What's with the font?
It seems more like Arial now.


----------



## iFish (Apr 9, 2010)

SoulSnatcher said:
			
		

> What's with the font?
> It seems more like Arial now.



same. i get that awell


----------



## EyeZ (Apr 9, 2010)

Ace Gunman said:
			
		

> The site is having some problems at the moment. It will be looked into.



I was wondering this last night, for no reason i found a couple of my posts becoming double postings and i have noticed a couple of other posters tonight having the same probs with double postings.
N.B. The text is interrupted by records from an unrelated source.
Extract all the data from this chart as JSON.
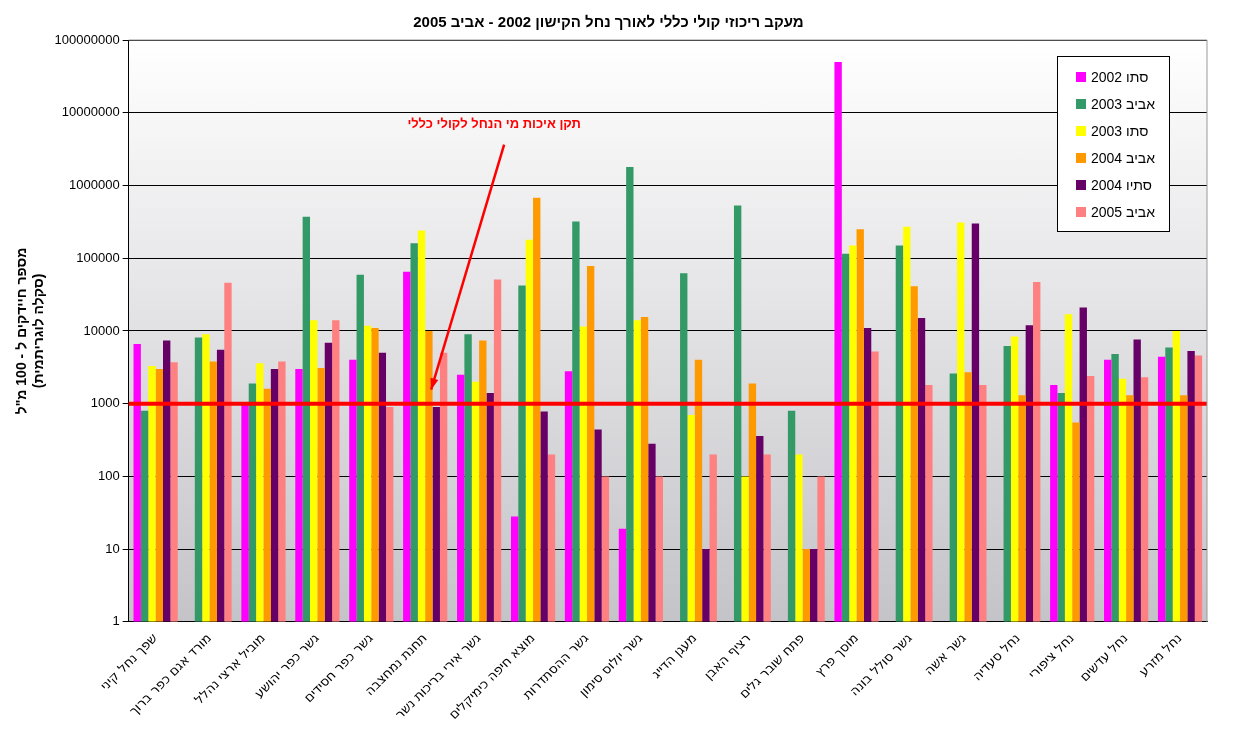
{
  "chart_data": {
    "type": "bar",
    "title": "מעקב ריכוזי קולי כללי לאורך נחל הקישון 2002 - אביב 2005",
    "ylabel": "מספר חיידקים ל - 100 מ\"ל\n(סקלה לוגריתמית)",
    "categories": [
      "שפך נחל קיני",
      "מורד אגם כפר ברוך",
      "מוביל ארצי נהלל",
      "גשר כפר יהושע",
      "גשר כפר חסידים",
      "תחנת נמחצבה",
      "גשר אירי בריכות נשר",
      "מוצא חיפה כימיקלים",
      "גשר ההסתדרות",
      "גשר יולוס סימון",
      "מעגן הדייג",
      "רציף האבן",
      "פתח שובר גלים",
      "מוסך פרץ",
      "גשר סולל בונה",
      "גשר אשה",
      "נחל סעדיה",
      "נחל ציפורי",
      "נחל עדשים",
      "נחל מזרע"
    ],
    "series": [
      {
        "name": "סתו 2002",
        "color": "#ff00ff",
        "values": [
          6600,
          null,
          1000,
          3000,
          4000,
          65000,
          2500,
          28,
          2800,
          19,
          null,
          null,
          null,
          50000000,
          null,
          null,
          null,
          1800,
          4000,
          4400
        ]
      },
      {
        "name": "אביב 2003",
        "color": "#339966",
        "values": [
          800,
          8100,
          1900,
          370000,
          59000,
          160000,
          9000,
          42000,
          320000,
          1800000,
          62000,
          530000,
          800,
          115000,
          150000,
          2600,
          6200,
          1400,
          4800,
          5900
        ]
      },
      {
        "name": "סתו 2003",
        "color": "#ffff00",
        "values": [
          3300,
          9000,
          3600,
          14000,
          11800,
          240000,
          2000,
          180000,
          11500,
          14000,
          700,
          100,
          200,
          150000,
          270000,
          310000,
          8400,
          17000,
          2200,
          10000
        ]
      },
      {
        "name": "אביב 2004",
        "color": "#ff9900",
        "values": [
          3000,
          3800,
          1600,
          3100,
          11000,
          10000,
          7400,
          680000,
          78000,
          15500,
          4000,
          1900,
          10,
          250000,
          41000,
          2700,
          1300,
          550,
          1300,
          1300
        ]
      },
      {
        "name": "סתיו 2004",
        "color": "#660066",
        "values": [
          7400,
          5500,
          3000,
          6900,
          5000,
          900,
          1400,
          780,
          440,
          280,
          10,
          360,
          10,
          11000,
          15000,
          300000,
          12000,
          21000,
          7600,
          5300
        ]
      },
      {
        "name": "אביב 2005",
        "color": "#ff8080",
        "values": [
          3700,
          46000,
          3800,
          14000,
          900,
          5000,
          51000,
          200,
          100,
          100,
          200,
          200,
          100,
          5200,
          1800,
          1800,
          47000,
          2400,
          2300,
          4600
        ]
      }
    ],
    "log": "y",
    "ylim": [
      1,
      100000000
    ],
    "yticks": [
      1,
      10,
      100,
      1000,
      10000,
      100000,
      1000000,
      10000000,
      100000000
    ],
    "grid": "y",
    "legend": "top right",
    "ref_lines": [
      {
        "axis": "y",
        "value": 1000,
        "label": "תקן איכות מי הנחל לקולי כללי",
        "color": "#ff0000"
      }
    ]
  }
}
A double post with a single click of the mouse, strange!


----------



## ProtoKun7 (Apr 9, 2010)

bik75 said:
			
		

> yeah happening with me too (chrome)
> pretty annoying
> It's definitely a server side issue, so it will happen with all browsers.
> 
> ...


I like Arial.


----------



## Langin (Apr 9, 2010)

IPS Driver Error

There appears to be an error with the database.
You can try to refresh the page by clicking here

The error returned was (2003): Can't connect to MySQL server on '94.23.240.211' (111)


well sometimes if I load a page I get this!? Uhm how is it possible to fix this? I am using Safari Between.


----------



## iFish (Apr 9, 2010)

hmm... the site is trying to say cyclo site is down


----------



## Princess Rozalin (Apr 9, 2010)

Whoops i didnt Notice this thread i accidently possted in Another thread about this Problem im glad to know im not the Only one


----------



## Danny600kill (Apr 9, 2010)

ProtoKun7 said:
			
		

> bik75 said:
> 
> 
> 
> ...



 It's really wierd how its showing only small numbers of people online when there are more, creepy 
	

	
	
		
		

		
		
	


	




 < Oh wait, silly sexy emoticon


----------



## Sterling (Apr 9, 2010)

Same here, I hope it gets fixed soon.


----------



## Costello (Apr 10, 2010)

there were some network issues yesterday night, the host worked on it, we worked on it, its all fixed now 
	

	
	
		
		

		
		
	


	



*topic closed*


----------